What is more, the case upon which Reyes primarily relies, Jack Faucett, declined to apply the doctrine of collateral estoppel not just because newly discovered evidence could support a different verdict, but because the new "crucial" evidence was omitted by the trial judge, thereby undermining confidence in the conclusion that the party being estopped had a "full and fair" opportunity to litigate the earlier case. See 744 F.2d at 126. The court's decision turned on its conclusion that the party against whom estoppel was invoked was "deprived of crucial evidence" without fault of their own. Id. By contrast, Reyes had access to reams of government evidence that could have been used to support his position, but he failed to proffer such evidence to the jury. See Order Denying Motion for New Trial at 22-23 ("Here . . . the prosecutor disclosed all of the witness statements recorded by the FBI, and all of the witnesses were available for Reyes to summon. Of course, Reyes was under no obligation to call any witnesses at all. But having foregone the opportunity to rebut many of the inferences raised by the prosecution's case-in-chief, assuming he could have done so with these witnesses, the Court finds no reason to grant a new trial based on the prosecution's decision to argue those inferences.") (emphasis in original). That the evidence contained in the SEC's allegations was not presented to the jury rests, at least in some part, on Reyes' shoulders, and for that reason alone Jack Faucett is inapposite. In short, the criminal trial was not so "unfair" as to preclude application of collateral estoppel.
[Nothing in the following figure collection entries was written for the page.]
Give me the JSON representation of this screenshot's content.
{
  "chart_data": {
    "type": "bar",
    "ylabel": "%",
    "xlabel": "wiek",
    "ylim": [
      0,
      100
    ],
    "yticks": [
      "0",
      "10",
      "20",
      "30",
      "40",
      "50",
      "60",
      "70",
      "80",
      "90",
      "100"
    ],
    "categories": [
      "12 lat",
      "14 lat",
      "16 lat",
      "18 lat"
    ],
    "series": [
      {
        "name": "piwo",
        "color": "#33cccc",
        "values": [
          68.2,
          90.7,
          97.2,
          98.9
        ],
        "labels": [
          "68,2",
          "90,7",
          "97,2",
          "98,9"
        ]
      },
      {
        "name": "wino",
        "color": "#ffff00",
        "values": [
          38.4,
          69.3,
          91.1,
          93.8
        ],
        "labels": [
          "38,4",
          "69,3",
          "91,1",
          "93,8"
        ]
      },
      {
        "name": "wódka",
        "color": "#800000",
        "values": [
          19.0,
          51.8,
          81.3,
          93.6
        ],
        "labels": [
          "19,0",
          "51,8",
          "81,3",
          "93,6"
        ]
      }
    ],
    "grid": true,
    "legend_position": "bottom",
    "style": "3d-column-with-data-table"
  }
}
In his final argument, Reyes contends that even if collateral estoppel could be applied and summary judgment granted, the Court should postpone a ruling until after the appeal of Reyes' conviction is finalized in the interest of judicial economy. Reyes is correct that if his criminal appeal is successful, any judgment against him would be set aside. The Ninth Circuit has anticipated that possibility, and held that "the benefits of giving a judgment preclusive effect pending appeal outweigh any risks of a later reversal of that judgment." Collins v. D.R. Horton, Inc., 505 F.3d 874, 883 (9th Cir. 2007). Reyes had an opportunity to fully and fairly litigate his guilt, and the jury's verdict will not be stripped of its preclusive effect merely because of the possibility of reversal.
III. Remedies Discovery
For the reasons provided at the hearing, the Court denies without prejudice the SEC's request for remedies.
The parties have divergent opinions over the role that Reyes may play in future discovery proceedings now that summary judgment has been granted. Because the Court cannot render an informed opinion on Reyes' discovery rights in a vacuum, the SEC is ordered to move for a protective order in the event that it believes Reyes is seeking inappropriate access to discovery materials or proceedings.